Het lessenpakket bestaat uit vier kunsteducatieve lessen rond de klassieke oudheid, telkens gekoppeld aan een 21ste-eeuwse vaardigheid. Bijvoorbeeld: sculpturen uit de oudheid en kritisch en probleemoplossend denken. De lessen zijn zo ontworpen dat ze de ontwerpprincipes rond rijke kunsteducatieve lessen bevatten. Daarom staan bij elk lesonderdeel de relevante ontwerpprincipes en achterliggende theoretische kaders uitgebreid genoteerd. Zo biedt de les wetenschappelijke achtergrond voor de leerkracht die ermee werkt en is de aanpak ook transfereerbaar naar andere of nieuwe kunsteducatieve lessen.

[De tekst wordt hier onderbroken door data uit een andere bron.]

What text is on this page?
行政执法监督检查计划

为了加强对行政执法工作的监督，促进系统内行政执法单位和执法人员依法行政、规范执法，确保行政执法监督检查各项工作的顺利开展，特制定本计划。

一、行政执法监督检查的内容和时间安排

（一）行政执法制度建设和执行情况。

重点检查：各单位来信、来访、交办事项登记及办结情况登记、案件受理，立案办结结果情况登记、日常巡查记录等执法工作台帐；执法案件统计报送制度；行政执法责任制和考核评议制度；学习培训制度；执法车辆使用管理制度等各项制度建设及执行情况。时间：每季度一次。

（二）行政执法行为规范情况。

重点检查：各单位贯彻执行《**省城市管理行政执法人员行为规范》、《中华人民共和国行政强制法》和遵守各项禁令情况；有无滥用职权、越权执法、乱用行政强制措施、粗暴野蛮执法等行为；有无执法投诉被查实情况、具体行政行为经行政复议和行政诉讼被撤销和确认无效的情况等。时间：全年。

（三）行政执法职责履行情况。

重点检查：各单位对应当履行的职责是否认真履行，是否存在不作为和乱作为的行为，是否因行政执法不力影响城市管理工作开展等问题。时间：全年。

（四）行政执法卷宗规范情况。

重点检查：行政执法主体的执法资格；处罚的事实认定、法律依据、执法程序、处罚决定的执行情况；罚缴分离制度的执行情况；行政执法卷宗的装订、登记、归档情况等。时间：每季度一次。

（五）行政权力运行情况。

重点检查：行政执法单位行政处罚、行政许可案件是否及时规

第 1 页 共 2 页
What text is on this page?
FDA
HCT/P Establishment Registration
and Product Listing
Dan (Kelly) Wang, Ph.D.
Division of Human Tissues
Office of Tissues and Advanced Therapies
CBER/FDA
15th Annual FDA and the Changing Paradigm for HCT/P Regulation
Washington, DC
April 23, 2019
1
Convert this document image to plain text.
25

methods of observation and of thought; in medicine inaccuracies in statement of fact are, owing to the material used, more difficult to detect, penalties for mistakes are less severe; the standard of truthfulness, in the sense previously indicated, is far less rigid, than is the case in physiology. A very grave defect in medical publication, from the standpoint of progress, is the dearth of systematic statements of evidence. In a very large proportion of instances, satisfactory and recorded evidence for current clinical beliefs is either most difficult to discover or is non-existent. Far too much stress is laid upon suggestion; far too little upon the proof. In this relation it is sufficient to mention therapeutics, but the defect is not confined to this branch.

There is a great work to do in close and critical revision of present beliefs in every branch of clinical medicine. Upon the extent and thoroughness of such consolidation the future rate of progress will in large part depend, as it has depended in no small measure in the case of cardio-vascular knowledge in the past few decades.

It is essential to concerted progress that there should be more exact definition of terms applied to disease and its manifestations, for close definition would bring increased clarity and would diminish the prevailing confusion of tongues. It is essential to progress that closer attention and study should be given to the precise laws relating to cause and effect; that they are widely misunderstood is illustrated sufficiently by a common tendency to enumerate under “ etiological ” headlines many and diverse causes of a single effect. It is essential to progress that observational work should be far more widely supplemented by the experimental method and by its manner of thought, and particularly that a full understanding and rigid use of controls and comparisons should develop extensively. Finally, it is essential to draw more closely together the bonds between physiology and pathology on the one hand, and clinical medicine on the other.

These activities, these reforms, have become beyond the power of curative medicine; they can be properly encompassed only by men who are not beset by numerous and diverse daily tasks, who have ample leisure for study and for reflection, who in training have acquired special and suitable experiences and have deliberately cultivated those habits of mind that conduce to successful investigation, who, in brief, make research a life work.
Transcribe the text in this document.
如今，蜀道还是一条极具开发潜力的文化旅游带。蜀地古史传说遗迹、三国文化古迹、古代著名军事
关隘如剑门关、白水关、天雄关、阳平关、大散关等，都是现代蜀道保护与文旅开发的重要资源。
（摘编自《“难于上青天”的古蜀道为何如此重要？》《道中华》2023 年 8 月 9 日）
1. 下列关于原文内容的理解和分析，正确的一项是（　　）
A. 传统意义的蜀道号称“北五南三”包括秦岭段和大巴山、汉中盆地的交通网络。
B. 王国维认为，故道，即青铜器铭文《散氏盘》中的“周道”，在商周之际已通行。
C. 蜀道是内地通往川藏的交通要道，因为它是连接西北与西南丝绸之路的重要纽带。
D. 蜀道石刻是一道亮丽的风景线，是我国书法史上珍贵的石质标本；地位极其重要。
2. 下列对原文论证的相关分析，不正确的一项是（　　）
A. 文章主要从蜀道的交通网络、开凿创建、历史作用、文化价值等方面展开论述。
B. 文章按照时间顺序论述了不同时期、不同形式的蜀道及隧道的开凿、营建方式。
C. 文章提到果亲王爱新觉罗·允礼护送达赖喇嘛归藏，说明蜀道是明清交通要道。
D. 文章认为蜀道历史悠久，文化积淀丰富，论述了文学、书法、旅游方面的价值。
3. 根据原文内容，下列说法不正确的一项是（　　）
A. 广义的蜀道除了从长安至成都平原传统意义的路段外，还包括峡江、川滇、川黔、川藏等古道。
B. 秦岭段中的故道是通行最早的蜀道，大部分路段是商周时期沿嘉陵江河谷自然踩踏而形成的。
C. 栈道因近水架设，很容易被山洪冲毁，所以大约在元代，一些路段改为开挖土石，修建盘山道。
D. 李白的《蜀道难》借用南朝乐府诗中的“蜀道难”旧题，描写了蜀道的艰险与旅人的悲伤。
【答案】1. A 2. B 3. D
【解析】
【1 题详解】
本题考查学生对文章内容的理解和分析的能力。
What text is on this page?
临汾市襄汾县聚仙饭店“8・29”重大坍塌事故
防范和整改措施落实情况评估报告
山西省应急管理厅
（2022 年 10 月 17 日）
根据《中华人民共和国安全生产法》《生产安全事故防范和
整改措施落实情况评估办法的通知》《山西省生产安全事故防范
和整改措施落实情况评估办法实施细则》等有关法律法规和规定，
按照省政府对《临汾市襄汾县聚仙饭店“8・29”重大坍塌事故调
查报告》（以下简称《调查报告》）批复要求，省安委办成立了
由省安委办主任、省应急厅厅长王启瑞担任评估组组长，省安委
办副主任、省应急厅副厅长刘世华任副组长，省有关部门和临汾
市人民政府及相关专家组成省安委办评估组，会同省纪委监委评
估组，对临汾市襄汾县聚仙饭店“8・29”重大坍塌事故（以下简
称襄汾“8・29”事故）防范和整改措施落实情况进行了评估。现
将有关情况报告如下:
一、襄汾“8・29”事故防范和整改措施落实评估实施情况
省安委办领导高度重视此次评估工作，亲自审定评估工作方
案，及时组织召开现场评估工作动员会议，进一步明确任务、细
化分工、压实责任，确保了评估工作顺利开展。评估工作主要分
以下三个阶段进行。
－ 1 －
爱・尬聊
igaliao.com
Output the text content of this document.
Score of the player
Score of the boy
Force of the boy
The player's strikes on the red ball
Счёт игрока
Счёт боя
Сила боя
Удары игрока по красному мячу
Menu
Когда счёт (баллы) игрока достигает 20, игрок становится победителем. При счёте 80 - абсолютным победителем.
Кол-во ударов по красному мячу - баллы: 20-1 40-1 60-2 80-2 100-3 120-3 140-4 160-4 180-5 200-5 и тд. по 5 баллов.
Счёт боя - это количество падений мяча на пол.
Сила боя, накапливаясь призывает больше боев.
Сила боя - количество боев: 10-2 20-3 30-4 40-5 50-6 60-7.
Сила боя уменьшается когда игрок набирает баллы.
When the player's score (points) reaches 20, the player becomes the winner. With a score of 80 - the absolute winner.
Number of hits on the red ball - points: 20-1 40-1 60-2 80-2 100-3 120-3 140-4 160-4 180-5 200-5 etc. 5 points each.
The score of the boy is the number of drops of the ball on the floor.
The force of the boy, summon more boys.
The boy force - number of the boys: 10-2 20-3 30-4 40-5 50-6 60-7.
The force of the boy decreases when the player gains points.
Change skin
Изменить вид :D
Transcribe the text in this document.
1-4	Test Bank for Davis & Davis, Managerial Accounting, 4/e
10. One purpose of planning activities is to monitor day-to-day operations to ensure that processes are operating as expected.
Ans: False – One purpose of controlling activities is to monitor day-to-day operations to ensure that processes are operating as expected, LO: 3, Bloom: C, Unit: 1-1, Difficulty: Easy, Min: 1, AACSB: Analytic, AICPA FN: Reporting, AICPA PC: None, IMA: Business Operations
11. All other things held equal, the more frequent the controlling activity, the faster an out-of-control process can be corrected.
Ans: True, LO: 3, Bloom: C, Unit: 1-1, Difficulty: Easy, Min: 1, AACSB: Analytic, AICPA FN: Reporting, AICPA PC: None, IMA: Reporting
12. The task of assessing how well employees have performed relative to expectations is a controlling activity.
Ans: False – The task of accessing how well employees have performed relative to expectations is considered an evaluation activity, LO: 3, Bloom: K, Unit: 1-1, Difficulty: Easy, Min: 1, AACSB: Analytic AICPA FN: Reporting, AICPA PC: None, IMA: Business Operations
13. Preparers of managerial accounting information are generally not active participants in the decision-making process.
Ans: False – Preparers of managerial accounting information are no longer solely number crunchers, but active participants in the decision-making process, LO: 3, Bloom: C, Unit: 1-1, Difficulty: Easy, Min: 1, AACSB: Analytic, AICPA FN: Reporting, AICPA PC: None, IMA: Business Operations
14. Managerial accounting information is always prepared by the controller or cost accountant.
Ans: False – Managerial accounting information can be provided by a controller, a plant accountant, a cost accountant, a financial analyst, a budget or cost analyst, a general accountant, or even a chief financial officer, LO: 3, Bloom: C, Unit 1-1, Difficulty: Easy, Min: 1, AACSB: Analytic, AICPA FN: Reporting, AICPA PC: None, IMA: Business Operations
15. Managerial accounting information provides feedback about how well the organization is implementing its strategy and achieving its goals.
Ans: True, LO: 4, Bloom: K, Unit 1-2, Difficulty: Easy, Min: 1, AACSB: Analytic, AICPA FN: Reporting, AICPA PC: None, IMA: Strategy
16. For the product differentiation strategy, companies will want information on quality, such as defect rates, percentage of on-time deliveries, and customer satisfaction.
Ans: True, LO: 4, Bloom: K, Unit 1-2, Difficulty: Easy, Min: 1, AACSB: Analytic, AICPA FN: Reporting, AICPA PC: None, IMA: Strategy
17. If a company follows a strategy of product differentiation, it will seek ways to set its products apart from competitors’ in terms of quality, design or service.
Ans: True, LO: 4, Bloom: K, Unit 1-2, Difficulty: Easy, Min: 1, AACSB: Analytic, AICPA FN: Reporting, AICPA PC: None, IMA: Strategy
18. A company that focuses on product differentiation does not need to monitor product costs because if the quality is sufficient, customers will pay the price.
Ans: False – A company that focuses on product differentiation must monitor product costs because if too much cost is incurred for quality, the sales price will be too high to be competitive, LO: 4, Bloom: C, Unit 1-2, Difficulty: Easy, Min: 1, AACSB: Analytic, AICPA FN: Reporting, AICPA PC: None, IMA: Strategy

Het is vrijdagnamiddag. De boekentassen zijn gemaakt, alles wordt van de banken gehaald en meester Jonas zet de computers aan en legt foto’s van Griekse beelden klaar. Muziek van Franz Liszt klinkt door de klas. Kinderen worden beeldhouwer. Straks is het tentoonstelling van de beeldhouwwerken in de tempel.

Download scriptie (1.96 MB)
Universiteit of Hogeschool
UC Leuven-Limburg
Thesis jaar
2020
Promotor(en)
Carine Van Den Broeck, Suzanne Nelissen
Thema('s)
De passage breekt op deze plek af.